Hi everyone, I'm feeling quite up at the moment as I have made it to 30,000 words, although I think the really hard work probably starts now!!!
I am keeping my inner critic quiet with timely use of a cricket bat. I am trying to get the first draft done before attacking with the red pen in case there's nothing left.
Welcome Jude and shall now pop over to CS Harris's blog incase I should be less aggressive with the bat!!
Hi Jude, I didn't add you, I just came over to say hello and welcome. As Jen says, you need to email Nichola to get added.
At the moment I have two inner critics playing ping-pong with my psyche. One says 'you can't do it all on your own, you're not clever enough, you'll have to get some help and support' and the other says 'thinking of asking for support? How self-indulgent when there are others in much more need of help than YOU'. And that's just today's version! But when they're not looking I'll disembowel them.
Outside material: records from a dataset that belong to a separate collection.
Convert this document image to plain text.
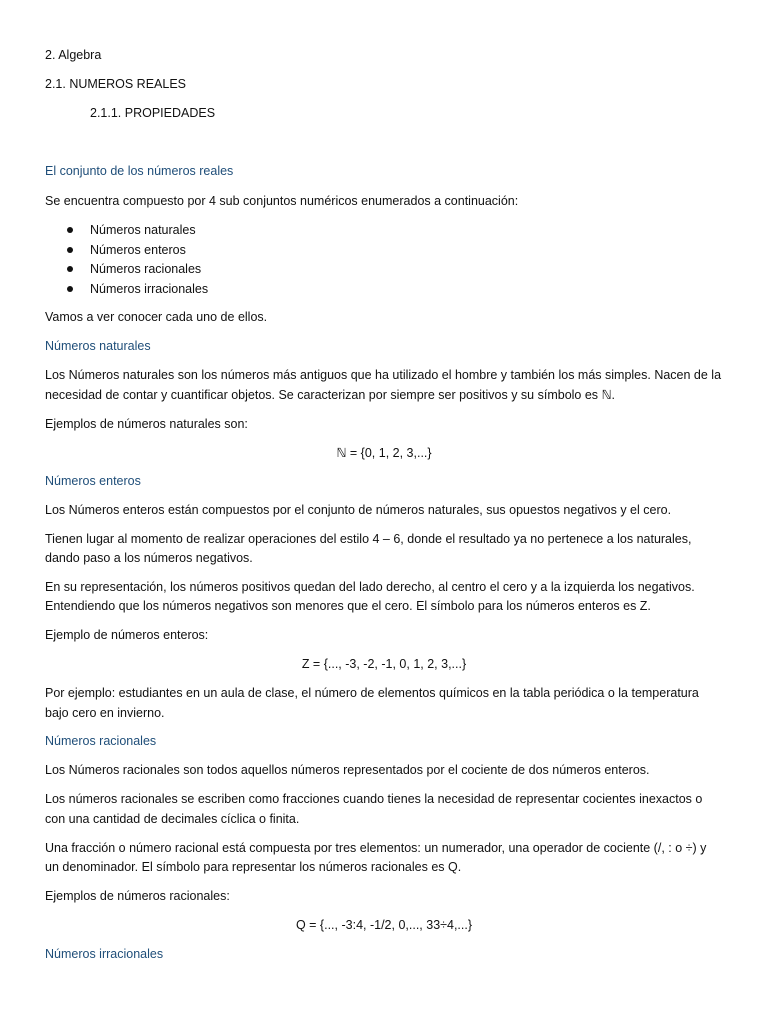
2. Algebra
2.1. NUMEROS REALES
2.1.1. PROPIEDADES
El conjunto de los números reales
Se encuentra compuesto por 4 sub conjuntos numéricos enumerados a continuación:
Números naturales
Números enteros
Números racionales
Números irracionales
Vamos a ver conocer cada uno de ellos.
Números naturales
Los Números naturales son los números más antiguos que ha utilizado el hombre y también los más simples. Nacen de la
necesidad de contar y cuantificar objetos. Se caracterizan por siempre ser positivos y su símbolo es ℕ.
Ejemplos de números naturales son:
ℕ = {0, 1, 2, 3,...}
Números enteros
Los Números enteros están compuestos por el conjunto de números naturales, sus opuestos negativos y el cero.
Tienen lugar al momento de realizar operaciones del estilo 4 – 6, donde el resultado ya no pertenece a los naturales,
dando paso a los números negativos.
En su representación, los números positivos quedan del lado derecho, al centro el cero y a la izquierda los negativos.
Entendiendo que los números negativos son menores que el cero. El símbolo para los números enteros es Z.
Ejemplo de números enteros:
Z = {..., -3, -2, -1, 0, 1, 2, 3,...}
Por ejemplo: estudiantes en un aula de clase, el número de elementos químicos en la tabla periódica o la temperatura
bajo cero en invierno.
Números racionales
Los Números racionales son todos aquellos números representados por el cociente de dos números enteros.
Los números racionales se escriben como fracciones cuando tienes la necesidad de representar cocientes inexactos o
con una cantidad de decimales cíclica o finita.
Una fracción o número racional está compuesta por tres elementos: un numerador, una operador de cociente (/, : o ÷) y
un denominador. El símbolo para representar los números racionales es Q.
Ejemplos de números racionales:
Q = {..., -3:4, -1/2, 0,..., 33÷4,...}
Números irracionales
So that's OK. ;-)
Hi Jude. i can add you to the side bar but Blogger isn't copperating at the moment but I had problems posting this morning too.
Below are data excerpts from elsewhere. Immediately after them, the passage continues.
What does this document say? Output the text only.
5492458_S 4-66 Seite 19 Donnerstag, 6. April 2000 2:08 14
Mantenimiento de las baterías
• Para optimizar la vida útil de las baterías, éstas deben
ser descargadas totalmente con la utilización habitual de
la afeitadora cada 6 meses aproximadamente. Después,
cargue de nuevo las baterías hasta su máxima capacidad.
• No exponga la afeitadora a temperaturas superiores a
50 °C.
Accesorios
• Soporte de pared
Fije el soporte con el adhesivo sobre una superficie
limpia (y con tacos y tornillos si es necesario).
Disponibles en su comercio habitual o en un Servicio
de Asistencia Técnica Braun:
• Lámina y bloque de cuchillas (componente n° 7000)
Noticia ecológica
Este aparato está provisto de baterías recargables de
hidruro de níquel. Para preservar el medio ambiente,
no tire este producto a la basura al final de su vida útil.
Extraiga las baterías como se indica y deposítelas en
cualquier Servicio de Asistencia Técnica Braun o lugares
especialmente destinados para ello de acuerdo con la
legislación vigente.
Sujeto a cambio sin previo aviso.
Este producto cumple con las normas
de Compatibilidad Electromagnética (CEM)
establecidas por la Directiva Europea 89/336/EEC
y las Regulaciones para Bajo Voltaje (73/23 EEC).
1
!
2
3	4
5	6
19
Sounds like everyone keeps the inner critic in check most of the time :-)
Good Morning Everyone! (Or good whatever-time-of-day it is where you are.)
The inner critic (aka the internal editor) is always with me. The more I write, the quieter it is though. I think it's a matter of being confident in your ability and the more you work, the more confident you get. But maybe that's just me.
I'm afraid I'm really struggling with my inner critic at the moment. I need to let go of my perfectionist tendencies, then I might be able to progress my wordcount!
My inner critic sits on my shoulder for most of the time I'm writing. I try to ignore it but sometimes it just creeps up and niggles away at the back of mind, while I'm writing anything;first draft, second draft or editing.
Not done much writing this week. Life has got in the way again. I'll hopefully do some over the weekend, fingers crossed!
My inner critic is ghastly and mean, and intolerant, and not at all hesitant. I wish my inner critic would not be so critical and then I might get my novel finished!
I have to battle my inner critic the whole time. While I was writing my first draft I constatnly mentally batted it round the head and shouted "Go away, go away!" Sometimes it worked, sometimes it didn't.
Only two things really worked:
1) Repeating "you have permission to write rubbish" and "first drafts are supposed to be crap" over and over again
2) Having a couple of glasses of wine
For the sake of my liver I did 1) more than 2).
It's interesting, looking back, that the 'best' bits of the book are where I managed to temporarily quell the inner critic and just wrote. The bits where the inner critic was shouting in my ear are horrible and unwieldy and clanky.
It's going to be interesting when I come to do the second draft and have to turn the inner critic on and off as I edit then re-write!
There are four people who have the power to add bloggers; I'm only one of 'em.
My internal editor gets completely ignored during the first draft. There's no need for him/her/it to be around. I give myself permission to write utter shit and boy, do I ever. I'm rewriting something now and the first draft makes me wonder, "What was I thinking?"
But it's salvageable, so I'll continue to work on it. Once I've written what's left of the second draft out longhand, I'll type it back onto the computer and let my inner critic loose on it then. It's already putting in the occasional appearance with comments like, "This is rubbish!" or "What on Earth did you write THAT?"
Well, I guess it's better than being self-satisfied and not trying to improve, right?